The $2.5 Billion Reason Kenya Can't Say No
A Kenyan court blocked the Ebola quarantine facility. The government defied the order. Protesters marched. Here's where things stand.
What happened
Thursday: The Kenyan High Court blocked the facility, calling it a threat to life.
Saturday: American officers landed at the base anyway.
Today: Hundreds of protesters at the gates. Soldiers in tanks. Anti-riot police. The local governor said the facility will expose his people to Ebola because many local residents work inside the base.
The outbreak
As of May 29th, WHO reported 134 confirmed cases across DRC and Uganda, including 18 confirmed deaths, an increase of 49 confirmed cases and 8 confirmed deaths in eight days.
By June 1st, confirmed cases had risen to 282 — more than doubled in three days.
The apparent drop in suspected cases is likely a data artifact tied to a leadership change in the outbreak response. Data collection and specimen transport were improved. Lab capacity in Bunia scaled from 48 to 240 samples per day, clearing a testing backlog. Many suspected cases tested negative and were reclassified.
The care gap
The U.S. has 13 biocontainment units built for this. In 2014, nine Americans with Ebola were treated in them. Staff trained for years. None got infected.
The Kenya facility is a field hospital. Staff got three days of training. Ebola patients may need ventilators, dialysis, or heart-lung bypass. A field hospital can’t do that.
Why Kenya can’t say no
Last December, Kenya signed a $2.5 billion health deal with the U.S., replacing all PEPFAR and USAID funding. Kenya’s public health system, including HIV treatment for millions, now depends on Washington.
Two constitutional crises
In Kenya, the government is defying its own court order. The Law Society, Katiba Institute, and doctors’ union are fighting it.

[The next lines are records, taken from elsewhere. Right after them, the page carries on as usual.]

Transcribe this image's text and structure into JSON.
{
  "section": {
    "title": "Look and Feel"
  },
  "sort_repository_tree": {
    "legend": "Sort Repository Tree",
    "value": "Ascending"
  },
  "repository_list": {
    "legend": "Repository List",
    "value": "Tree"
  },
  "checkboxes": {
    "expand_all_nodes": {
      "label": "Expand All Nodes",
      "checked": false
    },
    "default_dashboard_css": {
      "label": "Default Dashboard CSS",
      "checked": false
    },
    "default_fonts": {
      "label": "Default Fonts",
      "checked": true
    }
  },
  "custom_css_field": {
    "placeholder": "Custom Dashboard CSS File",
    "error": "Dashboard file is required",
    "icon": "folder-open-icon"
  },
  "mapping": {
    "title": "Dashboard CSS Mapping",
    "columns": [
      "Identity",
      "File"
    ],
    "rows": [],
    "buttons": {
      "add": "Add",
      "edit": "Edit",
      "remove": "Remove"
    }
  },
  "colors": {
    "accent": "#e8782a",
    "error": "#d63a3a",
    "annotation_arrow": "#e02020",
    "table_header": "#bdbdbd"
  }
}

In the US, the Fifth Amendment protects your right to come home. The government can’t legally stop a citizen from boarding a flight.
The administration is using the same public health powers it criticized during COVID.
The backfire risk
If reporting exposure means Kenya instead of home, some workers won’t report. They’ll fly commercial, unmonitored. That’s how a policy meant to keep Ebola out becomes the thing that brings it in.